ORCESTRA Version Controlling#
ORCESTRA is a project bound to the principles of reproducibility and transparency. This is because ORCESTRA is a dataset repository that provides key metadata for the pipelines, raw data, and tools needed to create the standardized datasets published to the platform. This ensures users of the datasets on our platform can be confident in the work we produce and even validate them. The transparency and reproducibility also ensures that platform users can take our metadata and create their own versions of our datasets by adding or omitting fields that we can include in our final datasets.
What We Version Control#
ORCESTRA is setup to version control several key components:
- The Github repository to create the dataset + commitID used
- The raw data sources and their versions
- Tools and key packages used in the pipeline + their versions
- The final data object DOI from Zenodo
Ensuring users have access to the above resources for each dataset on ORCESTRA we can be confident that users will be able to clearly understand how the dataset was created, what it's comprised of, and how one could recreate it.

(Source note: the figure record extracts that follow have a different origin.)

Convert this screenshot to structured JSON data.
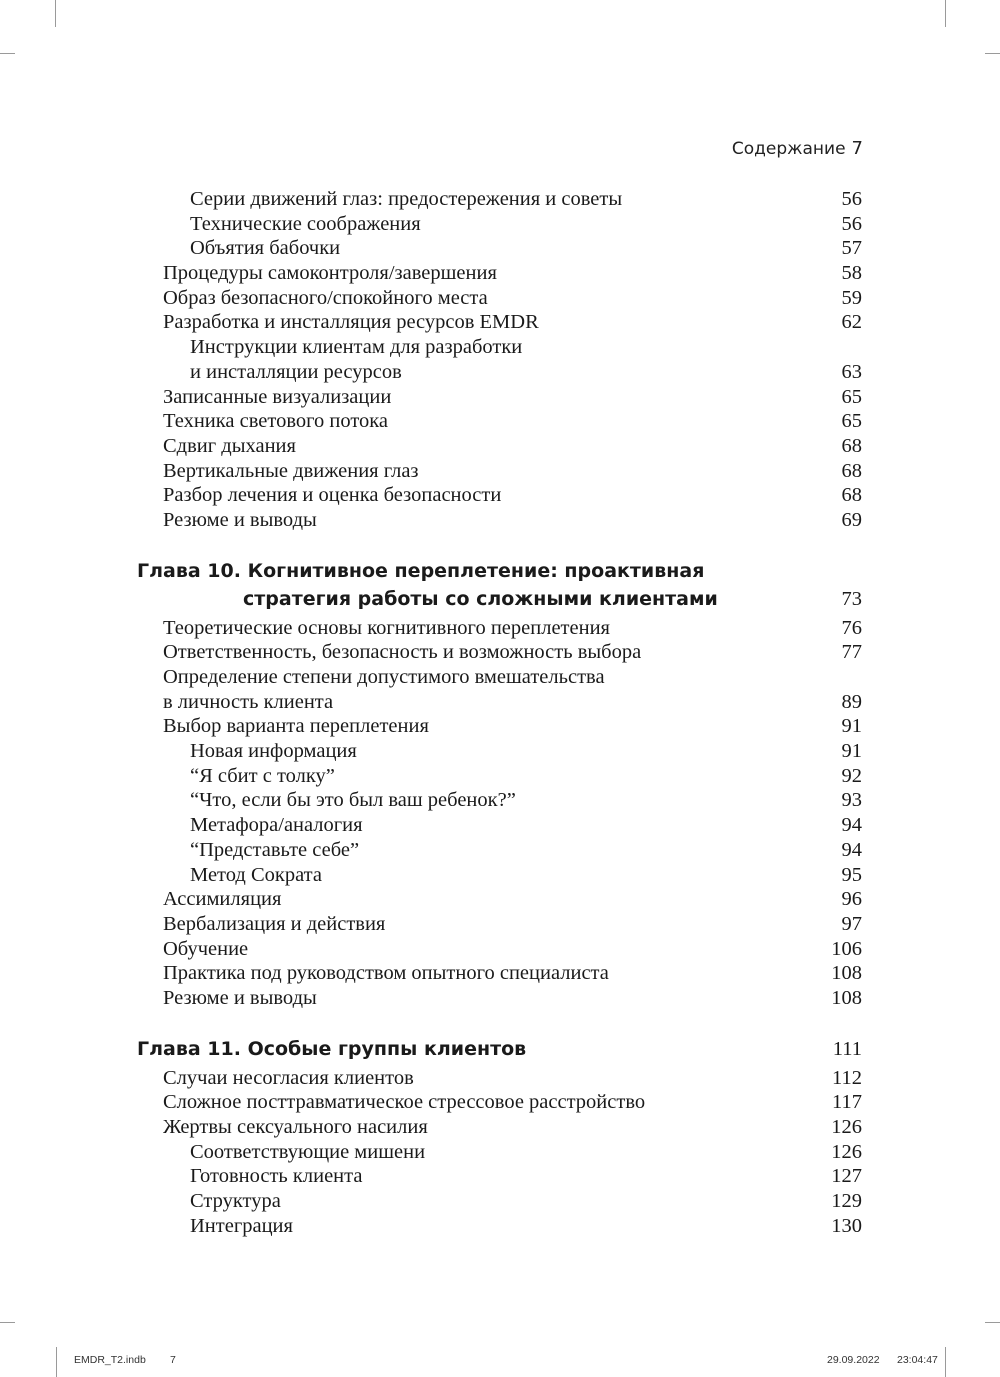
{
  "header": {
    "section": "Содержание",
    "page_number": "7"
  },
  "toc": [
    {
      "type": "entry",
      "level": 2,
      "lines": [
        "Серии движений глаз: предостережения и советы"
      ],
      "page": "56"
    },
    {
      "type": "entry",
      "level": 2,
      "lines": [
        "Технические соображения"
      ],
      "page": "56"
    },
    {
      "type": "entry",
      "level": 2,
      "lines": [
        "Объятия бабочки"
      ],
      "page": "57"
    },
    {
      "type": "entry",
      "level": 1,
      "lines": [
        "Процедуры самоконтроля/завершения"
      ],
      "page": "58"
    },
    {
      "type": "entry",
      "level": 1,
      "lines": [
        "Образ безопасного/спокойного места"
      ],
      "page": "59"
    },
    {
      "type": "entry",
      "level": 1,
      "lines": [
        "Разработка и инсталляция ресурсов EMDR"
      ],
      "page": "62"
    },
    {
      "type": "entry",
      "level": 2,
      "lines": [
        "Инструкции клиентам для разработки",
        "и инсталляции ресурсов"
      ],
      "page": "63"
    },
    {
      "type": "entry",
      "level": 1,
      "lines": [
        "Записанные визуализации"
      ],
      "page": "65"
    },
    {
      "type": "entry",
      "level": 1,
      "lines": [
        "Техника светового потока"
      ],
      "page": "65"
    },
    {
      "type": "entry",
      "level": 1,
      "lines": [
        "Сдвиг дыхания"
      ],
      "page": "68"
    },
    {
      "type": "entry",
      "level": 1,
      "lines": [
        "Вертикальные движения глаз"
      ],
      "page": "68"
    },
    {
      "type": "entry",
      "level": 1,
      "lines": [
        "Разбор лечения и оценка безопасности"
      ],
      "page": "68"
    },
    {
      "type": "entry",
      "level": 1,
      "lines": [
        "Резюме и выводы"
      ],
      "page": "69"
    },
    {
      "type": "chapter",
      "lines": [
        "Глава  10. Когнитивное переплетение: проактивная",
        "стратегия работы со сложными клиентами"
      ],
      "page": "73"
    },
    {
      "type": "entry",
      "level": 1,
      "lines": [
        "Теоретические основы когнитивного переплетения"
      ],
      "page": "76"
    },
    {
      "type": "entry",
      "level": 1,
      "lines": [
        "Ответственность, безопасность и возможность выбора"
      ],
      "page": "77"
    },
    {
      "type": "entry",
      "level": 1,
      "lines": [
        "Определение степени допустимого вмешательства",
        "в личность клиента"
      ],
      "page": "89"
    },
    {
      "type": "entry",
      "level": 1,
      "lines": [
        "Выбор варианта переплетения"
      ],
      "page": "91"
    },
    {
      "type": "entry",
      "level": 2,
      "lines": [
        "Новая информация"
      ],
      "page": "91"
    },
    {
      "type": "entry",
      "level": 2,
      "lines": [
        "“Я сбит с толку”"
      ],
      "page": "92"
    },
    {
      "type": "entry",
      "level": 2,
      "lines": [
        "“Что, если бы это был ваш ребенок?”"
      ],
      "page": "93"
    },
    {
      "type": "entry",
      "level": 2,
      "lines": [
        "Метафора/аналогия"
      ],
      "page": "94"
    },
    {
      "type": "entry",
      "level": 2,
      "lines": [
        "“Представьте себе”"
      ],
      "page": "94"
    },
    {
      "type": "entry",
      "level": 2,
      "lines": [
        "Метод Сократа"
      ],
      "page": "95"
    },
    {
      "type": "entry",
      "level": 1,
      "lines": [
        "Ассимиляция"
      ],
      "page": "96"
    },
    {
      "type": "entry",
      "level": 1,
      "lines": [
        "Вербализация и действия"
      ],
      "page": "97"
    },
    {
      "type": "entry",
      "level": 1,
      "lines": [
        "Обучение"
      ],
      "page": "106"
    },
    {
      "type": "entry",
      "level": 1,
      "lines": [
        "Практика под руководством опытного специалиста"
      ],
      "page": "108"
    },
    {
      "type": "entry",
      "level": 1,
      "lines": [
        "Резюме и выводы"
      ],
      "page": "108"
    },
    {
      "type": "chapter",
      "lines": [
        "Глава  11. Особые группы клиентов"
      ],
      "page": "111"
    },
    {
      "type": "entry",
      "level": 1,
      "lines": [
        "Случаи несогласия клиентов"
      ],
      "page": "112"
    },
    {
      "type": "entry",
      "level": 1,
      "lines": [
        "Сложное посттравматическое стрессовое расстройство"
      ],
      "page": "117"
    },
    {
      "type": "entry",
      "level": 1,
      "lines": [
        "Жертвы сексуального насилия"
      ],
      "page": "126"
    },
    {
      "type": "entry",
      "level": 2,
      "lines": [
        "Соответствующие мишени"
      ],
      "page": "126"
    },
    {
      "type": "entry",
      "level": 2,
      "lines": [
        "Готовность клиента"
      ],
      "page": "127"
    },
    {
      "type": "entry",
      "level": 2,
      "lines": [
        "Структура"
      ],
      "page": "129"
    },
    {
      "type": "entry",
      "level": 2,
      "lines": [
        "Интеграция"
      ],
      "page": "130"
    }
  ],
  "footer": {
    "file": "EMDR_T2.indb",
    "page": "7",
    "date": "29.09.2022",
    "time": "23:04:47"
  }
}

Where Does ORCESTRA Source Metadata#
ORCESTRA sources the majority of the metadata for the web-app from the config.yaml file that is required in the pipeline Github repository. Upon the dataset being processed the fields for the raw data and tools are extracted directly from the .yaml file, the Github commitID is sourced from the pipeline repository, and the Zenodo DOI is sourced once the API uploads the processed dataset to the lab Zenodo account.